McCosker was recalled to the test side when Bruce Laird was injured for the second test against England. He made 1 and 41.

He was kept on for the third test and made 33 and two. It was McCosker's last Test for Australia.

In one day games he made one, 44 and 95 against the West Indies.

McCosker announced himself unavailable for the 1980 tour of Pakistan. He was overlooked for the 1980 tour of England, even though pundits had thought he would be selected.

===1980-81===
McCosker was kept as NSW captain for the 1980–81 season. He played well for NSW, taking part in a 319 run partnership with John Dyson against WA, and thought he was an "outside chance" of making the test team. It did not happen - McCosker was overlooked for selection on the 1981 tour of England as well.

===1981-82: International Recall===
McCosker was appointed captain of NSW for 1981-82 initially just for one game. By this stage he was living and working in Newcastle. McCosker ended up captaining NSW for the whole season.

McCosker had a strong season, scoring five centuries by December including a century in each innings against Victoria.

McCosker was back in the Australian one day team in 1981–82, replacing an injured Graeme Wood. He scored 20 against the West Indies, 13 against Pakistan, and 18 against the West Indies.

===1982-83===
McCosker was unsure whether to keep playing. "I've got to look at the business scene and the home front before I tell the selectors I'm available to play and perhaps take on the leadership again," he said in June 1983. "Leadership is a demanding task and the amount of time spent away from home and business at this time of my life can present long term problems."
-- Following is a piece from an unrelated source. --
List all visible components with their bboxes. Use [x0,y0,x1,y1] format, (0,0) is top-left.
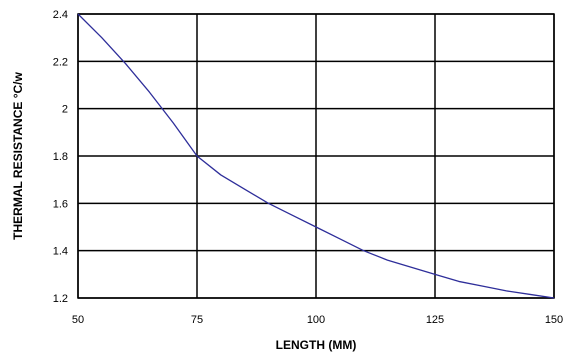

He decided to play on and led NSW to the Sheffield Shield in 1982–83, the first time they had won that trophy in a number of years.

===1983-84===
In June 1983 Dirk Wellham was appointed captain of NSW. McCosker played on, occasionally captaining NSW. He retired from first class cricket at the end of the season. In June 1984 he was awarded the Medal of the Order of Australia.

===After Cricket career===
While still playing, McCosker started a business in financial planning and insurance. He later worked for National Mutual.

McCosker was an Australian selector for the 1984–85 season but resigned at the end of the summer. He continued playing grade cricket with New Lambton in Newcastle. He retired in 1988.

"I found that I had to push myself a bit at cricket just to keep playing," McCosker said "I found I was not getting the same enjoyment out of it." Instead he played competitive tennis.

In mid-2012, about 18 months after retiring from his financial planning business, McCosker became Catholic chaplain to the Port of Newcastle.

"Part of my work there was to do whatever we could for the seafarers who come in off the cargo vessels," said McCosker. "We would get a couple of buses and get the seafarers and bring them into town, where they could contact their families, go shopping, and just basically get off the ship".

McCosker relinquished his role as Chaplain in 2016, but he continues to work as a volunteer at Newcastle's Mission to Seafarers.

==Personal life==
McCosker is married with some children.